‘Old GM’ trust says it shouldn’t pay ignition claims

David Shepardson
Detroit News Washington Bureau

Washington — The trust representing creditors of the bankruptcy General Motors Corp. estate asked a federal judge to reject efforts by “new GM” to pay ignition switch claims using funds set aside for creditors of the “old” Detroit automaker that filed for bankruptcy in 2009.

It’s the latest salvo in the battle over who — if anyone — will pay billions in claims filed arising from GM’s actions before its 2009 bankruptcy.

“These issues will be decided by bankruptcy court,” GM spokesman James Cain said. “Our motion to enforce the sale order sets forth the company’s positions on these issues, which we continue to believe are correct.”

Detroit-based General Motors Co. emerged from bankruptcy in July 2009 as a new government-sponsored firm created from the “good assets” of the 100-year-old automaker. The old company remains in bankruptcy as does GM’s liability for incidents before the filing.

GM has been sued more than 170 times seeking billions of dollars including for the reduced value of GM cars after its recall of 2.6 million older cars linked to 42 deaths and 58 injuries for ignition switch defects. In May, the company agreed to pay a record-setting $35 million fine to the National Highway Traffic Safety Administration for delaying disclosure of the deadly defects for a decade. It also agreed to intense oversight of up to three years by the agency.

“Only New GM could be liable for economic injuries arising out of New GM’s violations of federal recall laws,” the creditor trust wrote in a court filing this week. “No notice of the defects at issue here was provided until five years after the (bankruptcy.)”

At issue is whether GM committed bankruptcy fraud by failing to disclose the ignition switch defects in 2009 when it filed for bankruptcy.

GM has agreed to compensate owners involved in deaths or injuries in its recall of 2.6 million vehicles for ignition defects, but not — as the trust noted — for injuries or deaths connected to another 13.5 million vehicles recalled worldwide this year for other ignition problems. GM also won’t pay for economic loss claims — owners who say the value of their vehicles has been diminished by GM’s record setting 80 recall campaigns this year covering 30 million vehicles.

The U.S. Attorney’s Office in New York aided by a federal grand jury and the FBI along with 48 state attorneys general are investigating GM’s conduct.

The trust said owners and family of those involved in crashes before the 2009 GM bankruptcy “had no reason to believe that their accidents, or the deaths of their loved ones, were caused by serious defects in those cars (i.e., the defects that New GM revealed for the first time in 2014).
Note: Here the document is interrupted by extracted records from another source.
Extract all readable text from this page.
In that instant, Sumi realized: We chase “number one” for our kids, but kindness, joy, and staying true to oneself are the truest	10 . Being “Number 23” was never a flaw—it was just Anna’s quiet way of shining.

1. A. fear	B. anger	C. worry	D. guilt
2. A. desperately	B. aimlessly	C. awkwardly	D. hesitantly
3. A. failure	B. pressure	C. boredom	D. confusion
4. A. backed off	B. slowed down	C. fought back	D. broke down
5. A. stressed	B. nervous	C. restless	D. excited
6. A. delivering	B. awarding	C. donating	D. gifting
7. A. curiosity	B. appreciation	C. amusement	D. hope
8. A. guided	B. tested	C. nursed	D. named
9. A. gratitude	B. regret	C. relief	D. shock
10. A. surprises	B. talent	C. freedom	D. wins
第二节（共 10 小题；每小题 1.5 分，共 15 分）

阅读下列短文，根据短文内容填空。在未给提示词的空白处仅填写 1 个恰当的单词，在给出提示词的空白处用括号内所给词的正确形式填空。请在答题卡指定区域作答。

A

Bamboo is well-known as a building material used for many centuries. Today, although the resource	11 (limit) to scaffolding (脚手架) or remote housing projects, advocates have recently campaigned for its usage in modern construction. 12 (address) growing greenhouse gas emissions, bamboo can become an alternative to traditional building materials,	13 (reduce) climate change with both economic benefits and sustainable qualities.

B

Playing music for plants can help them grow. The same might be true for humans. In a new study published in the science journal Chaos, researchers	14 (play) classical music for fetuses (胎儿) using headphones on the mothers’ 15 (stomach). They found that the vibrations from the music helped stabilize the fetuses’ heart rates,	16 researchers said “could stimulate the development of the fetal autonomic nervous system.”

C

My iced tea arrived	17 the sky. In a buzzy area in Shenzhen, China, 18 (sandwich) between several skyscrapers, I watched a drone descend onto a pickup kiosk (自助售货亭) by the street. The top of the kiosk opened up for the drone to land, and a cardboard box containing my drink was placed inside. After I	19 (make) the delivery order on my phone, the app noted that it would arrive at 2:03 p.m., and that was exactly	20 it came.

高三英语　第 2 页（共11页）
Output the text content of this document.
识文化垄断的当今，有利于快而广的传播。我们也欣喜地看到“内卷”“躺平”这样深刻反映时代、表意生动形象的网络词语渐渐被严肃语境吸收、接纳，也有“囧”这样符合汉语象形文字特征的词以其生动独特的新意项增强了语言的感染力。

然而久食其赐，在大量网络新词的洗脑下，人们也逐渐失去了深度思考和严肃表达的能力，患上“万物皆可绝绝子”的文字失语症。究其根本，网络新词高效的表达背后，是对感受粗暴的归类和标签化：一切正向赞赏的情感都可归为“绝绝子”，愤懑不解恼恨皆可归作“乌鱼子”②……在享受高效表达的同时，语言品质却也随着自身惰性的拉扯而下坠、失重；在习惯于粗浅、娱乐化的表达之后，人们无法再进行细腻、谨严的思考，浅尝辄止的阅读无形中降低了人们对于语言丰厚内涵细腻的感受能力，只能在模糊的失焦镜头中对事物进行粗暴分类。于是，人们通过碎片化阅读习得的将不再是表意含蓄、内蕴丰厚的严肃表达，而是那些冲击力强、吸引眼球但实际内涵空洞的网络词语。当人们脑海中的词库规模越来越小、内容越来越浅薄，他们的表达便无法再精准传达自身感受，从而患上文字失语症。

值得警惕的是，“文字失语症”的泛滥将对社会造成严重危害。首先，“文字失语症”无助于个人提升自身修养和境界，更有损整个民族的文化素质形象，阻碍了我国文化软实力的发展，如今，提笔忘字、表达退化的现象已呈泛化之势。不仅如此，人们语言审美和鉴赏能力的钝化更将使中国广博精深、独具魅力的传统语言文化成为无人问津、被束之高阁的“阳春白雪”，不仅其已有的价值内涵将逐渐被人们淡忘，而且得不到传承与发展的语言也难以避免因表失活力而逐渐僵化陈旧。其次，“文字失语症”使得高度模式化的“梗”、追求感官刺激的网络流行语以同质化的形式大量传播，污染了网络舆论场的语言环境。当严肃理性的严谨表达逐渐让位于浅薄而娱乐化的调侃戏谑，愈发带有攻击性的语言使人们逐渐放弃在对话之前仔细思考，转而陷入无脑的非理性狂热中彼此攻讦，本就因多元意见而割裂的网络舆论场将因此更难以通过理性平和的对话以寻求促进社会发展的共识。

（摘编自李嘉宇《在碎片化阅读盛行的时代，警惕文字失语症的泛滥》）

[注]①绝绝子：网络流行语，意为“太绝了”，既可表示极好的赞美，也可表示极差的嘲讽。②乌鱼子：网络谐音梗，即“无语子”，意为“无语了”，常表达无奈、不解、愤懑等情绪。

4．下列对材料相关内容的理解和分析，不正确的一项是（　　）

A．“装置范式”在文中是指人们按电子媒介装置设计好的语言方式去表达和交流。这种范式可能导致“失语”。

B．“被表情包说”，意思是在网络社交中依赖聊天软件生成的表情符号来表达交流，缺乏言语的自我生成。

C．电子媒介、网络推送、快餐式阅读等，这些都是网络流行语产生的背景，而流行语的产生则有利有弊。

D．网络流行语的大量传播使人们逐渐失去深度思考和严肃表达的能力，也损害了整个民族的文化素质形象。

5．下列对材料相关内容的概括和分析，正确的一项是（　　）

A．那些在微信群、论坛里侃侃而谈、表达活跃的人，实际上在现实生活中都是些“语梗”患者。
Instead, they may well have believed one of the drivers was at fault, that road or weather conditions were to blame, or even that one of the drivers suffered a sudden health crisis.”

Those involved “did not forfeit their right to adequate notice of their claims simply because they or their loved ones were personally injured or died in pre-(bankruptcy) accidents involving vehicles that, unbeknownst to them at the time, featured serious safety defects.”